Well, that was that. An impasse. No one spoke for several moments. It was awkward, almost, like lining up behind an old classmate at the grocery store checkout. What else was there to talk about…? Dan glanced around. Had they really done it? Seized back control of the resort? They being everyone else besides Dan, obviously. He had done absolutely nothing. He loosened his tie, undid his top button.

Breathed.

“Okay,” Dan said, tossing the bouquet to the sand. “Well, it really meant a lot to us that you came, Rico. Fellas. See ya later.” He placed his hand on the small of Mara’s back, prodding her to walk. Team B and C shimmied clockwise, dragging a deflated Lilyanna with them. Then they walked backward down the aisle, a wedding tape on rewind.

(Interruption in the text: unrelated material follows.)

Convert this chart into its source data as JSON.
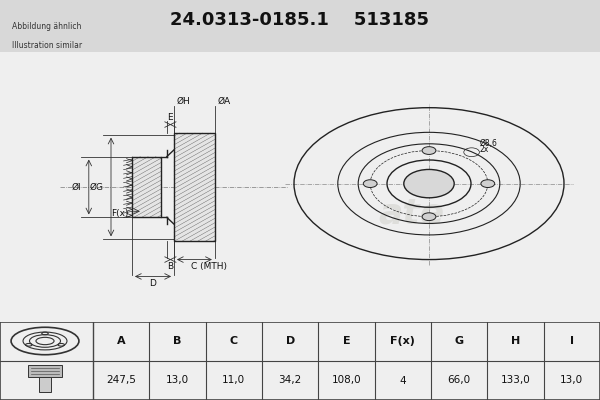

“This isn’t over,” Rico called.

“Okay, thanks again,” Dan said. “Drive safe.”

Rico and his thunderstruck men remained at the altar. Brody Sheridan bent to retrieve Pete. Dan and the others eventually stepped from the sand, onto the wooden beach access ramp, then onto the textured cement of the resort. When there was adequate distance, they spun on their heels and ran. The warmth of the bonfires slipped away, cold sunk back into their bones.

“That was an incredibly stupid move, y’all,” Lilyanna said near the pools. Mara removed the scissors and shoved her at Lenny. With Alan’s help, he hoisted Lilyanna onto his shoulder and carried her like King Kong.

“Building C really as fortified as you said?” Alan asked, checking over his shoulder.

Lenny shrugged, bouncing Lilyanna. “Got a few guns.”

“Enough to make a run on the plane? They’ll be sending more guards to the hangar now.”

Lenny huffed. “Probably not.”

“Then she’s right,” Alan said, disgusted. “That was an incredibly stupid move.”